Bundeskanzler Alfred Gusenbauer stellte im Rahmen seiner gemeinsamen Pressekonferenz mit Oberösterreichs Landeshauptmann Pühringer und SPÖ-OÖ-Chef, Vizelandeshauptmann Erich Haider in Linz zur Pflegedebatte fest, dass es bei der 5000-Euro-Vermögensgrenze eine konsensuale Lösung in der Regierung gab.

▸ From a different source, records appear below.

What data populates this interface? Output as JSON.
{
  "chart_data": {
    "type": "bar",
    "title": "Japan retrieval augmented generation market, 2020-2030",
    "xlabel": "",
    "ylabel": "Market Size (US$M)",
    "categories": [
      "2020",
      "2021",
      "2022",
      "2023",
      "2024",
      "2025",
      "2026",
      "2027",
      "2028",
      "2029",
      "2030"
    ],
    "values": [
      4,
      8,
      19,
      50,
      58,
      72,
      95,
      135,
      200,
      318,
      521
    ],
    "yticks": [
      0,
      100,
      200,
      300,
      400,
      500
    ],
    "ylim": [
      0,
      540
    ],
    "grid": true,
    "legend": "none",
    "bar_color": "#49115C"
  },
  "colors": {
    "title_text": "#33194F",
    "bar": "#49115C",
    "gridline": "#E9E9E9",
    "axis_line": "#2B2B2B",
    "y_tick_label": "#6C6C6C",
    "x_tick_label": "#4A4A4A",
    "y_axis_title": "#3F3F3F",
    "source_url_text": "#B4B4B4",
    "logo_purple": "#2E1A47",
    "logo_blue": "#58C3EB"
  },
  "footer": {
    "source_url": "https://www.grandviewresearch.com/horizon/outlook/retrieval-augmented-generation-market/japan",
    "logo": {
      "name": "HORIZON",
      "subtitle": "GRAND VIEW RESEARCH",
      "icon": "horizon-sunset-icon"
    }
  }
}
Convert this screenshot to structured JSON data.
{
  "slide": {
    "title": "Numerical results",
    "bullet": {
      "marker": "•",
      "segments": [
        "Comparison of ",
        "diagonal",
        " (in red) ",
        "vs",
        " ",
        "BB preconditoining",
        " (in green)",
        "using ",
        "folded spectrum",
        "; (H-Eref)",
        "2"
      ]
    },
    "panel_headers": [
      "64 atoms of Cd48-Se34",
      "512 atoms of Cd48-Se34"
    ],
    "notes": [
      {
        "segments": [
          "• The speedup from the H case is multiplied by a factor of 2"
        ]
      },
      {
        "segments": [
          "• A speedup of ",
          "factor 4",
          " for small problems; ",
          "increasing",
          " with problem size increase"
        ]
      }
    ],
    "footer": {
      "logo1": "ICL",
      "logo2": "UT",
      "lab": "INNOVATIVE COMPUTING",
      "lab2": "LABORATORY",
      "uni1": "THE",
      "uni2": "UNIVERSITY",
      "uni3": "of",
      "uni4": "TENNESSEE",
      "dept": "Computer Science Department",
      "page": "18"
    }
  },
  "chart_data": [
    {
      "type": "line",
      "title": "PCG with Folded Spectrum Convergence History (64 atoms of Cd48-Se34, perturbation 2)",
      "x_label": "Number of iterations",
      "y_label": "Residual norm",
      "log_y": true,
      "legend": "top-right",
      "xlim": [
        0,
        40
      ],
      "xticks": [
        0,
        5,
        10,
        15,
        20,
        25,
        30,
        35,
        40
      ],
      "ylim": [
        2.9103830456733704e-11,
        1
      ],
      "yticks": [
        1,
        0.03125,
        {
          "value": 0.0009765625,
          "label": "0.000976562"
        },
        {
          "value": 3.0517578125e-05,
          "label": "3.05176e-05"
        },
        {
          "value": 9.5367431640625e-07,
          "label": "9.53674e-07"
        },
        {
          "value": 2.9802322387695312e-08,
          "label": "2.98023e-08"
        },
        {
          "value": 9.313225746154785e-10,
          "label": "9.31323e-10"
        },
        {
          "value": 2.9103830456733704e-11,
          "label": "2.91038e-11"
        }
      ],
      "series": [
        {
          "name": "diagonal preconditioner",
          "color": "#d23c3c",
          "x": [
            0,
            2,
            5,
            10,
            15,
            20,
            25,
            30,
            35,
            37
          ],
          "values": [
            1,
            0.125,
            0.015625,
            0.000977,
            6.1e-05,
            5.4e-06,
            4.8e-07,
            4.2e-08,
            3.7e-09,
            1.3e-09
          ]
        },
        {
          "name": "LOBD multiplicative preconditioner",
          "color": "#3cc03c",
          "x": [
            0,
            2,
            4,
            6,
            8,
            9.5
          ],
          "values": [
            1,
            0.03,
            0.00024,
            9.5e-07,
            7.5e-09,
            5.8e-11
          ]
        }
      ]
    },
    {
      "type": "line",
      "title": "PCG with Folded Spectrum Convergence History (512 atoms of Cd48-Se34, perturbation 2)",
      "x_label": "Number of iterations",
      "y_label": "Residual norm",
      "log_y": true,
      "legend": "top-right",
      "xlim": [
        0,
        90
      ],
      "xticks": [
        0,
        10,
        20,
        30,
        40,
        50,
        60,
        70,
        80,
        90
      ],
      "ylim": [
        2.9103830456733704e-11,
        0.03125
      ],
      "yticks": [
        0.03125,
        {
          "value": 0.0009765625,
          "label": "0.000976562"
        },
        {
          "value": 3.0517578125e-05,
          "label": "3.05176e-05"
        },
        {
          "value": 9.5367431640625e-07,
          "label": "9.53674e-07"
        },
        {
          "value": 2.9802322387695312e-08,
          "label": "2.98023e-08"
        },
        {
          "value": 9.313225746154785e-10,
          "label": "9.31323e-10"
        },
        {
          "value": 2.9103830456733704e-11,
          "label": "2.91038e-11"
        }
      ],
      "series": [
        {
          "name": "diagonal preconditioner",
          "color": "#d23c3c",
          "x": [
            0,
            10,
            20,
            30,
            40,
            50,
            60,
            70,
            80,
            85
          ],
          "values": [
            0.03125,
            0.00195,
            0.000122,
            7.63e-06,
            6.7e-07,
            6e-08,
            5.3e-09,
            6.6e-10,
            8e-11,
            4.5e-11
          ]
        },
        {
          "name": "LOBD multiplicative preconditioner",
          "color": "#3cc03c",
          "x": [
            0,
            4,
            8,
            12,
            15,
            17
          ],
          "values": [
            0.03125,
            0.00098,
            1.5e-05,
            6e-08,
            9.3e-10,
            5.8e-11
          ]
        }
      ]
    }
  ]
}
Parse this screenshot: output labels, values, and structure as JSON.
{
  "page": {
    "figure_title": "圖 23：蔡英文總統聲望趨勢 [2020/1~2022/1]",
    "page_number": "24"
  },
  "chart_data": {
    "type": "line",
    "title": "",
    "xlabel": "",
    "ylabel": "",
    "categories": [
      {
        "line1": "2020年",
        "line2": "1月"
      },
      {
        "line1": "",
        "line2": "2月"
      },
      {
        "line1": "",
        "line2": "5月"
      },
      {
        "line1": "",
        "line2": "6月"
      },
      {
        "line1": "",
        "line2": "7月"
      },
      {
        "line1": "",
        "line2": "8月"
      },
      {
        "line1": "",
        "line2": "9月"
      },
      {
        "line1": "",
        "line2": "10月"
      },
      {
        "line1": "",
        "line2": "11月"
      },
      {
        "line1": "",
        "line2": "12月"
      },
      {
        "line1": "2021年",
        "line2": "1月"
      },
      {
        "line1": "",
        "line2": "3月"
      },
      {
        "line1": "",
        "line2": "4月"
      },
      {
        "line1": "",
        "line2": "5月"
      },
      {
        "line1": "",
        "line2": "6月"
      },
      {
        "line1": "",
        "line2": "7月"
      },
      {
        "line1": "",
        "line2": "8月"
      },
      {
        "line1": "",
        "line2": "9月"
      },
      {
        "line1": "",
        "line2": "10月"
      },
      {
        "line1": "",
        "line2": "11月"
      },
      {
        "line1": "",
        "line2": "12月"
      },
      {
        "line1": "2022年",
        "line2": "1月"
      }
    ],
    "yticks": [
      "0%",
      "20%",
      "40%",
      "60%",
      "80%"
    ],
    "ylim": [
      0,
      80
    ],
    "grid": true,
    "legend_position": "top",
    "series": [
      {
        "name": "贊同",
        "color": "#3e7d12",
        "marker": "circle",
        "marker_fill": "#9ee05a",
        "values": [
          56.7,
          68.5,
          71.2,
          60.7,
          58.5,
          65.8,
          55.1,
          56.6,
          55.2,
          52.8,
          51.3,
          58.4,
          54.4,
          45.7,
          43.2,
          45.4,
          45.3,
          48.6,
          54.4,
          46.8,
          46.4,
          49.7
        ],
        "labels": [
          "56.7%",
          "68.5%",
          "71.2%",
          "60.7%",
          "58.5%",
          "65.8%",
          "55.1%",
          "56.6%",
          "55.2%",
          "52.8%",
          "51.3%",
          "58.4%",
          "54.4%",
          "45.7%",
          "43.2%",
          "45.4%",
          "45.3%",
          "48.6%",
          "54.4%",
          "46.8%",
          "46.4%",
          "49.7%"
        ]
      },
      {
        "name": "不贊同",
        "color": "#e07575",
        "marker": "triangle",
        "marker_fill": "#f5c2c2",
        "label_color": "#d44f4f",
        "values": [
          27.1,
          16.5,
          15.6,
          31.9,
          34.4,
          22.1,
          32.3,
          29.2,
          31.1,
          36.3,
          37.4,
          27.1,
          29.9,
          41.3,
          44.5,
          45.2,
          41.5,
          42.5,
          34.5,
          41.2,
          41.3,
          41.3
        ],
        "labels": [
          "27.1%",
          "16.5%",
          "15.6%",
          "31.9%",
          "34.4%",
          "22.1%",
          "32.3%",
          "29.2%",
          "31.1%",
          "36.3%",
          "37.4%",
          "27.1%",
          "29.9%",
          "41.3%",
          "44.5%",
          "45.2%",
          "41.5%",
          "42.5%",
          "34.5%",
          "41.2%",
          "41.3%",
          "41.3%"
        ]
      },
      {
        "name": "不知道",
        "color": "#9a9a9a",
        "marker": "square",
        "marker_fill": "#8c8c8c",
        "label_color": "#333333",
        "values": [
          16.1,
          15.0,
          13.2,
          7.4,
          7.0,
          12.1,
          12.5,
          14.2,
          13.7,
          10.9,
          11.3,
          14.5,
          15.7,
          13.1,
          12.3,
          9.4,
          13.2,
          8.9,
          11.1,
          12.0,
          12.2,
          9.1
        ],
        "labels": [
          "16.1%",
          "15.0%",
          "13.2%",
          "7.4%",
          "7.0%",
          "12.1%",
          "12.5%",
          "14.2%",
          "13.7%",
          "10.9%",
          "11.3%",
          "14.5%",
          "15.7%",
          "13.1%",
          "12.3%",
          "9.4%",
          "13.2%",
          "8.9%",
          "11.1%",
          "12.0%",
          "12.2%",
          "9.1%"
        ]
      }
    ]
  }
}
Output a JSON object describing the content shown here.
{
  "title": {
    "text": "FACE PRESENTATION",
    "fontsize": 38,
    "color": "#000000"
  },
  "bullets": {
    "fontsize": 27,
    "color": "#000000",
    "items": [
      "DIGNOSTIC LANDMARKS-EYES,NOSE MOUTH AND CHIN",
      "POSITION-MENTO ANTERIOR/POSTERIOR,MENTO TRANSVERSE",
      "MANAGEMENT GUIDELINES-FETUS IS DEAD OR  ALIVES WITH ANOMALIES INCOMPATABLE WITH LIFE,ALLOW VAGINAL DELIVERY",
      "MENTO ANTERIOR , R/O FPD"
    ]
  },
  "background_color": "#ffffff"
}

Finanzminister und Sozialminister seien dafür zuständig und zu dieser Vermögensgrenze gekommen, es gebe sogar Bundesländer, etwa Vorarlberg, die darunter lägen. Wenn es einen Konsens zwischen Finanz- und Sozialminister gebe, könne auch eine andere Grenze gezogen werden.

„Ich kann mir vorstellen, dass hier noch nicht das letzte Wort gesprochen ist“, so Gusenbauer.

Gusenbauer stellte auch klar, dass Pflegegeld unabhängig von Vermögen und Einkommen ausbezahlt wird. Jetzt komme noch eine Zusatzleistung, die zur legalen Beschäftigung von PflegerInnen diene. „Man darf nie das eine ohne das andere diskutieren“, betonte der Kanzler. Die Bundesregierung finanziere das Zusatzleistung zum Pflegegeld bis Ende des Jahres. Bis dahin gibt es Verhandlungen, wie die Aufteilung der Kosten aussehen kann.